Prairie rattlesnake venom is pretty darned toxic. Mostly a hemotoxin, it also has neurotoxic properties. Given that, one could conjecture that the low number of deaths is due at least in part to the snake's reluctance to strike defensively.
Now on to the cool stuff!
First of all, rattlesnakes are pit vipers, which means that they come equipped with FLIR! They have thermoreceptive organs located in "pits" on each side of their nose, between the nostril and the eye. These organs allow them to sense the body heat of their mammalian prey. As I understand it, their heat "vision" is far more exact and acute than their normal vision. Now how can that be anything but cool?
|See the pit?|
They've also got forked tongues, which people tend to think is a bit creepy.
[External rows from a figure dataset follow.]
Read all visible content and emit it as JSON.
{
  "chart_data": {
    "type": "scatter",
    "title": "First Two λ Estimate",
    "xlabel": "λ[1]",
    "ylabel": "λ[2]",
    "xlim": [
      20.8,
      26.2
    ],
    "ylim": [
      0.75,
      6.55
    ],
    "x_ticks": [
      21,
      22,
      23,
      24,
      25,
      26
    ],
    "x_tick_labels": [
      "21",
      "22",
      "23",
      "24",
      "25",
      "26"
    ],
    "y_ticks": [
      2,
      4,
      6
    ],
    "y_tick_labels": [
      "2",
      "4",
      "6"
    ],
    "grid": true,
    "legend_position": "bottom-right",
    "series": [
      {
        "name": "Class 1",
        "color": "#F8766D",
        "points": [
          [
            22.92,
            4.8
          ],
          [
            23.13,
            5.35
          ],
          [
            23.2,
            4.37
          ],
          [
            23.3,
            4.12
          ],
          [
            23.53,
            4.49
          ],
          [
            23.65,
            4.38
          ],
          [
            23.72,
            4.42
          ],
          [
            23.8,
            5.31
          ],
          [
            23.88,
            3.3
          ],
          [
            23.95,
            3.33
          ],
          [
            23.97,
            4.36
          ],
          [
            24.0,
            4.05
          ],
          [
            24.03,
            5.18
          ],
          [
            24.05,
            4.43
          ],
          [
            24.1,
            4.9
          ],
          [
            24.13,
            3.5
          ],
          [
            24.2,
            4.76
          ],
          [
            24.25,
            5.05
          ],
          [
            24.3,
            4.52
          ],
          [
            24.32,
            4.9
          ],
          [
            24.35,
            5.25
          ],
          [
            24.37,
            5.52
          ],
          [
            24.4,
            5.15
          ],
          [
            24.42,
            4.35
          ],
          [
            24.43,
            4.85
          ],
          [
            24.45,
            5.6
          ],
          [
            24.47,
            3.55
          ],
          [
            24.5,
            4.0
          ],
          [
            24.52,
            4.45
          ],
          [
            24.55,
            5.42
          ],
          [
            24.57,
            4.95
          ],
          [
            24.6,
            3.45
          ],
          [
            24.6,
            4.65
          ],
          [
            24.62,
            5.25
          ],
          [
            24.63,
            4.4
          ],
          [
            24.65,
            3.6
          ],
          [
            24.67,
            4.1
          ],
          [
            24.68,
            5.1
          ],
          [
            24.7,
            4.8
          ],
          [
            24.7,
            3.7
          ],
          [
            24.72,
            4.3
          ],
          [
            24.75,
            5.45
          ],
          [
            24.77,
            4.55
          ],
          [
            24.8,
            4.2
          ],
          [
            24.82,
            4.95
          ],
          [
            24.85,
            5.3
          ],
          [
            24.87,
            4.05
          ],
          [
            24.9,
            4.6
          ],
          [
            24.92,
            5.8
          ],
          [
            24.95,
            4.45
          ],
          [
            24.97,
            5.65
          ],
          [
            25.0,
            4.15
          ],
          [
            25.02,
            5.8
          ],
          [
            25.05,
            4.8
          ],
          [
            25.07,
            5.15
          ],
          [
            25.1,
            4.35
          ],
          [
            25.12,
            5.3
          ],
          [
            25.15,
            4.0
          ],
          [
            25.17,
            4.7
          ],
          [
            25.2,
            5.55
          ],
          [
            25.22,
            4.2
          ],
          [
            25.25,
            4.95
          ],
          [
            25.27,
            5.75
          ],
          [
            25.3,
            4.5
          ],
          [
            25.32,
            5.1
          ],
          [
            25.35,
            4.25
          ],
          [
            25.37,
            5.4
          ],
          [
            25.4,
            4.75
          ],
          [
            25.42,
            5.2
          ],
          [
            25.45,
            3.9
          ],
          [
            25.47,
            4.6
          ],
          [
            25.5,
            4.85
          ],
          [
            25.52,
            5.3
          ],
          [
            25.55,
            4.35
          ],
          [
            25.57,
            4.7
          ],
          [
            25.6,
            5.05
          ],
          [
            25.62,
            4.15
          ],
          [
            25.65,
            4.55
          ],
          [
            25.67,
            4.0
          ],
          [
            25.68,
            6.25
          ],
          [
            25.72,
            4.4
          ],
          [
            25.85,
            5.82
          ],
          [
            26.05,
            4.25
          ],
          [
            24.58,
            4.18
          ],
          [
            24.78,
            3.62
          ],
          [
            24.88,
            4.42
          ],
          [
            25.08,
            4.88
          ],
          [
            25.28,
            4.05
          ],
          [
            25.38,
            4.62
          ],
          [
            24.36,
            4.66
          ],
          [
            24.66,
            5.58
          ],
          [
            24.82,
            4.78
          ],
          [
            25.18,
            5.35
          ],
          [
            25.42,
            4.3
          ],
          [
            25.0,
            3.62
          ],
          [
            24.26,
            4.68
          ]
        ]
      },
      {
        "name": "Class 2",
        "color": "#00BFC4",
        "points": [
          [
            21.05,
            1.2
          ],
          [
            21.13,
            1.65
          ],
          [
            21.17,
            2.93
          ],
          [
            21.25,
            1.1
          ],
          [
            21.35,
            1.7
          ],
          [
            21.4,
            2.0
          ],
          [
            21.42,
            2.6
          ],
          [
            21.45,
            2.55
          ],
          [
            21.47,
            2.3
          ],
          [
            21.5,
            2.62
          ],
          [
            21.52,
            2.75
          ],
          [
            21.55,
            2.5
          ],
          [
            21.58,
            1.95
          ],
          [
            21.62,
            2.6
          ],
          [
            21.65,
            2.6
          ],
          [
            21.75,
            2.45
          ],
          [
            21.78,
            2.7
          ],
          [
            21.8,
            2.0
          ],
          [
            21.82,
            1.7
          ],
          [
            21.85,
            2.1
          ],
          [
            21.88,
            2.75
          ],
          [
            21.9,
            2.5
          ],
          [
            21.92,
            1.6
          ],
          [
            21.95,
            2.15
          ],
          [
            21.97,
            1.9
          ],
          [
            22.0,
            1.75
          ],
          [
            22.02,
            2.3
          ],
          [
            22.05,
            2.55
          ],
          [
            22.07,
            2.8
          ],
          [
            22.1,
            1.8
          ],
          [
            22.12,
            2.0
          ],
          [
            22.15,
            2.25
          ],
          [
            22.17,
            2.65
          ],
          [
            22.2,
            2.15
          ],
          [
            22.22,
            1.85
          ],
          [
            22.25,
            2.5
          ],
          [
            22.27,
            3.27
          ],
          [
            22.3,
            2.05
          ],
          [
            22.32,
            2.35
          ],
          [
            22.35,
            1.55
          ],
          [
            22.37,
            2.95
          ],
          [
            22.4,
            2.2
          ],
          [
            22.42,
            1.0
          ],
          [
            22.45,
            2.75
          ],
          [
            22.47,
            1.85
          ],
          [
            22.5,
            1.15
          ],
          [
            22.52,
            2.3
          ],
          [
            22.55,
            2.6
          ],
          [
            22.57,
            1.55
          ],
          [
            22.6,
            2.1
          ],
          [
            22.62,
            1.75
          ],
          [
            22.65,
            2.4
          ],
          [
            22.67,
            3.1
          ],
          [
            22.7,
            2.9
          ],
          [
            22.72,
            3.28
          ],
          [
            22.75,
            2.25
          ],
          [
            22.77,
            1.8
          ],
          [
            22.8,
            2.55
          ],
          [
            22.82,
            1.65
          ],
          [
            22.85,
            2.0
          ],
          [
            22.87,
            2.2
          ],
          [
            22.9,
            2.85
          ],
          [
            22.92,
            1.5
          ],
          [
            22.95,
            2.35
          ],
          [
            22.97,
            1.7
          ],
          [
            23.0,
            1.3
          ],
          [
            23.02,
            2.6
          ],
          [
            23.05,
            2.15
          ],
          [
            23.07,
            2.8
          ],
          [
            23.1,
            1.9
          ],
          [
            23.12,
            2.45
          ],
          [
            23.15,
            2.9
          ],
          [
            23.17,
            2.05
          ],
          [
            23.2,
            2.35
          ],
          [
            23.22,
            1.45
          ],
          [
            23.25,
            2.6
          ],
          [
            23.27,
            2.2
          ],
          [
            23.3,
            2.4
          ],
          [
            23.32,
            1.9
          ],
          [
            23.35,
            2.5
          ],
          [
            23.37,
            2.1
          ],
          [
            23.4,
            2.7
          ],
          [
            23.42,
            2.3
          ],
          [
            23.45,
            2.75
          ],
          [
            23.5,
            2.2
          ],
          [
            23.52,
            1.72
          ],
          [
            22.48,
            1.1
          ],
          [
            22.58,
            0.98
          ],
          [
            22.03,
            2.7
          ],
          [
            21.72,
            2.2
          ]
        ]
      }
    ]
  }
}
But those tongues are part of yet another fantastic sensory system. When they flick their tongues out, the tips pick up molecules from the air. Then they pull the tongue back in and insert the tips into small openings in the roof of the mouth, which lead to the Jacobson's, or vomeronasal organ. In the rattlesnake, this organ is adds yet another layer to the rich sensory picture they detect of their surroundings. Not only can they use the Jacobson's organ to find prey, it allows them to track prey after striking it. Cool, neh?
Prairie rattlesnakes mate in the late summer, but females usually only mate every other year. When they do mate, they retain the eggs internally and then bear live young once the eggs hatch inside. The little snakes are born with fangs and venom and are ready to begin hunting from the moment they hit the ground.
It's not easy being a young rattlesnake though, and they are especially heavily predated by raptors. It's not uncommon at all to see a hawk snatch up a little snake and fly away with it clutched in iron talons.
Forty-seven years after I took on the snake and covered myself in manly glory, I faced off against another snake at almost exactly the same place. The snake hadn't fundamentally changed, but I sure had. I took pictures and video, chased him off the road and into the prairie, and drove on home with a smile on my face and a song in my heart.